Stephen Murney con il figlio
La PSNI e il Public Prosecution Service sono accusati di utilizzare un sistema di “internamento da custodia cautelare”, dopo che tutte le accuse di aver scattato fotografie a membri della polizia per scopi “terroristici” elevate contro Stephen Murney, membro del partito di ispirazione socialista éirígí, sono decadute.

Stephen Murney doveva rispondere di alcune accuse legate all’aver scattato fotografie al personale PSNI impegnato in operazioni di stop-and-search, proteste pubbliche e in altre occasioni. Stephen Murney è stato detenuto a Maghaberry per 14 mesi.

Fino al suo arresto e imprigionamento avvenuto nel 2012, Stephen Murney ha sempre lavorato come Addetto alle Relazione Pubbliche per éirígí nella zona di Newry e Mourne. Le fotografie erano state scattate per registrare, documentare e pubblicizzare l’abuso di poteri da parte della PSNI.

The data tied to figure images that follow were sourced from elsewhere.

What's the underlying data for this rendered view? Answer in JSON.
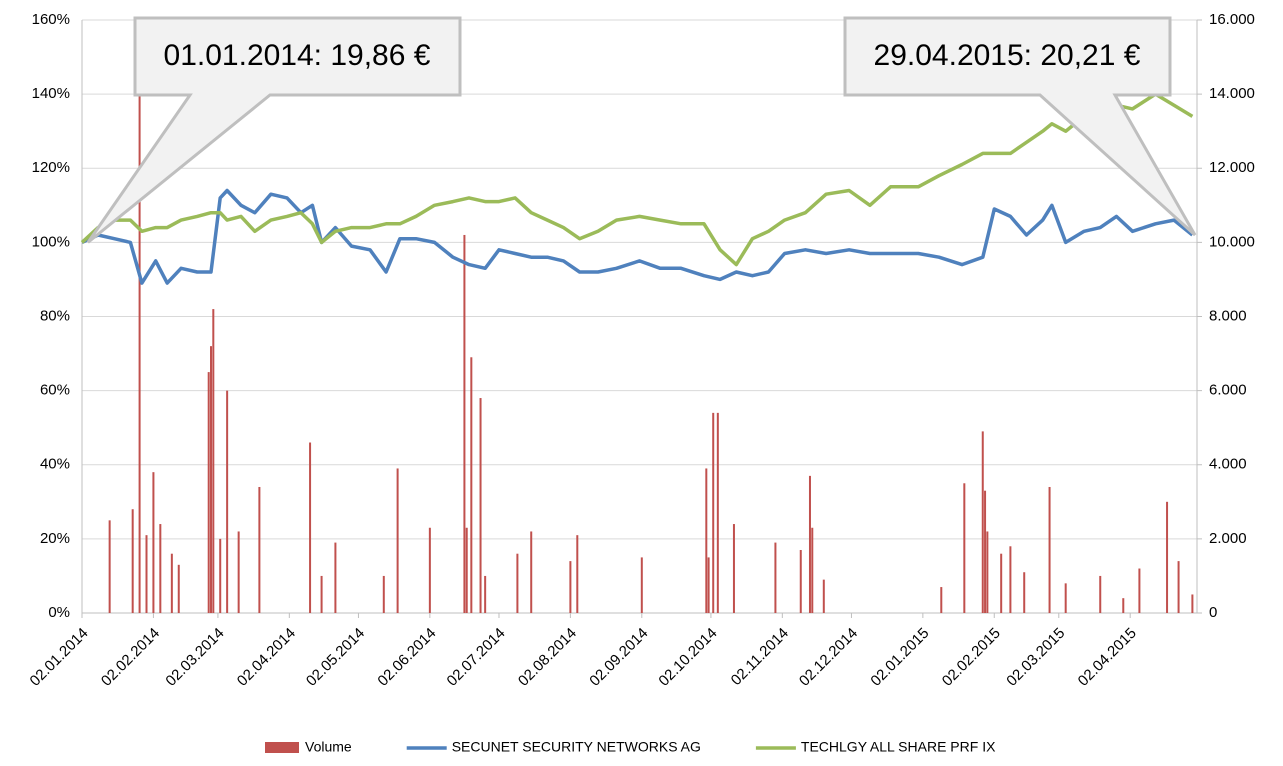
{
  "chart_data": {
    "type": "combo",
    "x": [
      "02.01.2014",
      "09.01.2014",
      "16.01.2014",
      "23.01.2014",
      "28.01.2014",
      "03.02.2014",
      "08.02.2014",
      "14.02.2014",
      "21.02.2014",
      "27.02.2014",
      "03.03.2014",
      "06.03.2014",
      "12.03.2014",
      "18.03.2014",
      "25.03.2014",
      "01.04.2014",
      "07.04.2014",
      "12.04.2014",
      "16.04.2014",
      "22.04.2014",
      "29.04.2014",
      "07.05.2014",
      "14.05.2014",
      "20.05.2014",
      "27.05.2014",
      "04.06.2014",
      "12.06.2014",
      "19.06.2014",
      "26.06.2014",
      "02.07.2014",
      "09.07.2014",
      "16.07.2014",
      "23.07.2014",
      "30.07.2014",
      "06.08.2014",
      "14.08.2014",
      "22.08.2014",
      "01.09.2014",
      "10.09.2014",
      "19.09.2014",
      "29.09.2014",
      "06.10.2014",
      "13.10.2014",
      "20.10.2014",
      "27.10.2014",
      "03.11.2014",
      "12.11.2014",
      "21.11.2014",
      "01.12.2014",
      "10.12.2014",
      "19.12.2014",
      "31.12.2014",
      "09.01.2015",
      "19.01.2015",
      "28.01.2015",
      "02.02.2015",
      "09.02.2015",
      "16.02.2015",
      "23.02.2015",
      "27.02.2015",
      "05.03.2015",
      "13.03.2015",
      "20.03.2015",
      "27.03.2015",
      "03.04.2015",
      "13.04.2015",
      "21.04.2015",
      "29.04.2015"
    ],
    "series": [
      {
        "name": "Volume",
        "type": "bar",
        "axis": "y2",
        "color": "#c0504d",
        "x": [
          "14.01.2014",
          "24.01.2014",
          "27.01.2014",
          "30.01.2014",
          "02.02.2014",
          "05.02.2014",
          "10.02.2014",
          "13.02.2014",
          "26.02.2014",
          "27.02.2014",
          "28.02.2014",
          "03.03.2014",
          "06.03.2014",
          "11.03.2014",
          "20.03.2014",
          "11.04.2014",
          "16.04.2014",
          "22.04.2014",
          "13.05.2014",
          "19.05.2014",
          "02.06.2014",
          "17.06.2014",
          "18.06.2014",
          "20.06.2014",
          "24.06.2014",
          "26.06.2014",
          "10.07.2014",
          "16.07.2014",
          "02.08.2014",
          "05.08.2014",
          "02.09.2014",
          "30.09.2014",
          "01.10.2014",
          "03.10.2014",
          "05.10.2014",
          "12.10.2014",
          "30.10.2014",
          "10.11.2014",
          "14.11.2014",
          "15.11.2014",
          "20.11.2014",
          "10.01.2015",
          "20.01.2015",
          "28.01.2015",
          "29.01.2015",
          "30.01.2015",
          "05.02.2015",
          "09.02.2015",
          "15.02.2015",
          "26.02.2015",
          "05.03.2015",
          "20.03.2015",
          "30.03.2015",
          "06.04.2015",
          "18.04.2015",
          "23.04.2015",
          "29.04.2015"
        ],
        "values": [
          2500,
          2800,
          14000,
          2100,
          3800,
          2400,
          1600,
          1300,
          6500,
          7200,
          8200,
          2000,
          6000,
          2200,
          3400,
          4600,
          1000,
          1900,
          1000,
          3900,
          2300,
          10200,
          2300,
          6900,
          5800,
          1000,
          1600,
          2200,
          1400,
          2100,
          1500,
          3900,
          1500,
          5400,
          5400,
          2400,
          1900,
          1700,
          3700,
          2300,
          900,
          700,
          3500,
          4900,
          3300,
          2200,
          1600,
          1800,
          1100,
          3400,
          800,
          1000,
          400,
          1200,
          3000,
          1400,
          500
        ]
      },
      {
        "name": "SECUNET SECURITY NETWORKS AG",
        "type": "line",
        "axis": "y",
        "color": "#4f81bd",
        "values": [
          100,
          102,
          101,
          100,
          89,
          95,
          89,
          93,
          92,
          92,
          112,
          114,
          110,
          108,
          113,
          112,
          108,
          110,
          100,
          104,
          99,
          98,
          92,
          101,
          101,
          100,
          96,
          94,
          93,
          98,
          97,
          96,
          96,
          95,
          92,
          92,
          93,
          95,
          93,
          93,
          91,
          90,
          92,
          91,
          92,
          97,
          98,
          97,
          98,
          97,
          97,
          97,
          96,
          94,
          96,
          109,
          107,
          102,
          106,
          110,
          100,
          103,
          104,
          107,
          103,
          105,
          106,
          102
        ]
      },
      {
        "name": "TECHLGY ALL SHARE PRF IX",
        "type": "line",
        "axis": "y",
        "color": "#9bbb59",
        "values": [
          100,
          104,
          106,
          106,
          103,
          104,
          104,
          106,
          107,
          108,
          108,
          106,
          107,
          103,
          106,
          107,
          108,
          105,
          100,
          103,
          104,
          104,
          105,
          105,
          107,
          110,
          111,
          112,
          111,
          111,
          112,
          108,
          106,
          104,
          101,
          103,
          106,
          107,
          106,
          105,
          105,
          98,
          94,
          101,
          103,
          106,
          108,
          113,
          114,
          110,
          115,
          115,
          118,
          121,
          124,
          124,
          124,
          127,
          130,
          132,
          130,
          134,
          136,
          137,
          136,
          140,
          137,
          134
        ]
      }
    ],
    "xlim": [
      "02.01.2014",
      "01.05.2015"
    ],
    "xticks": [
      "02.01.2014",
      "02.02.2014",
      "02.03.2014",
      "02.04.2014",
      "02.05.2014",
      "02.06.2014",
      "02.07.2014",
      "02.08.2014",
      "02.09.2014",
      "02.10.2014",
      "02.11.2014",
      "02.12.2014",
      "02.01.2015",
      "02.02.2015",
      "02.03.2015",
      "02.04.2015"
    ],
    "ylim": [
      0,
      160
    ],
    "yticks": [
      {
        "value": 0,
        "label": "0%"
      },
      {
        "value": 20,
        "label": "20%"
      },
      {
        "value": 40,
        "label": "40%"
      },
      {
        "value": 60,
        "label": "60%"
      },
      {
        "value": 80,
        "label": "80%"
      },
      {
        "value": 100,
        "label": "100%"
      },
      {
        "value": 120,
        "label": "120%"
      },
      {
        "value": 140,
        "label": "140%"
      },
      {
        "value": 160,
        "label": "160%"
      }
    ],
    "y2lim": [
      0,
      16000
    ],
    "y2ticks": [
      0,
      {
        "value": 2000,
        "label": "2.000"
      },
      {
        "value": 4000,
        "label": "4.000"
      },
      {
        "value": 6000,
        "label": "6.000"
      },
      {
        "value": 8000,
        "label": "8.000"
      },
      {
        "value": 10000,
        "label": "10.000"
      },
      {
        "value": 12000,
        "label": "12.000"
      },
      {
        "value": 14000,
        "label": "14.000"
      },
      {
        "value": 16000,
        "label": "16.000"
      }
    ],
    "grid": true,
    "legend": "bottom",
    "annotations": [
      "01.01.2014: 19,86 €",
      "29.04.2015: 20,21 €"
    ]
  }
}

Parlando in seguito al suo rilascio, Stephen Murney ha affermato: “La mia incarcerazione negli ultimi 14 mesi è stato il diretto risultato dei miei punti di vista politici e della mia appartenenza ad éirígí – un partito politico aperto e legittimato.

“Quelle accuse, per le quali sono stato trovato innocente, sono state avanzate dalla PSNI, che contestava il fatto che io registrassi, documentassi e pubblicizzassi gli abusi del personale PSNI nei confronti dei diritti civili e umani dei cittadini nella zona di Newry.

“Sebbene fosse chiaro fin dal principio che le accuse erano totalmente prive di fondamento, sia la PSNI che l’accusa ha insistito con una sciarada legalizzata sfociata nel mio imprigionamento da dicembre 2012. Non c’è altro modo per descrivere quello che è successo, se non parlando di «internamento con rinvio in custodia».

“Intendo continuare con il mio attivismo in éirígí”.

IL segretario generale di éirígí, Breandan Mac Cionnaith, che ha assistito al processo, dice: “Sin dall’inizio abbiamo affermato che le accuse contro il nostro compagno di partito non erano altro che un maldestro tentativo di rimuovere dalla sua famiglia e dalla comunità un attivista impegnato. In breve, la detenzione di Stephen è «internamento con rinvio in custodia».

“Il caso di Stephen evidenzia, ancora una volta, le false voci messe in campo dai partiti nazionalisti nelle Sei Contee. Questo caso incarna la realtà della moderna gestione politica della polizia.

“Se la PSNI e l’accusa avessero avuto ragione nella loro azione contro Stephen, è molto chiaro che questo caso avrebbe avuto profonde implicazioni in relazione all’articolo 10 della COnvenzione Europea sui Diritti dell’Uomo. Nell’articolo 10 si enuncia che chiunque ha il diritto di libertà di espressione. Quel diritto include la libertà di avere opinioni e di ricevere e dare informazioni e idee senza interferenza da parte delle autorità statali.

“L’arresto e l’incarcerazione di Stephen era un palese ma rozzo tentativo di censura politica e l’aperta soppressione delle opinioni politiche legittimamente detenute, in violazione diretta dell’articolo 10.

“A questo proposito, il caso ricorda molto da vicino le accuse mosse dalla RUC contro gli attivisti politici e le altre persone fermato in base al vecchio e screditato Special Powers Act.

“Se la PSNI e l’accusa avessero trionfato in questo caso, non ho dubbio che ci sarebbero stati arresti di altri attivisti politici e ordini di censura sulle pubblicazioni politiche, come primo passo verso l’eliminazione di éirígí dall’agone politico”.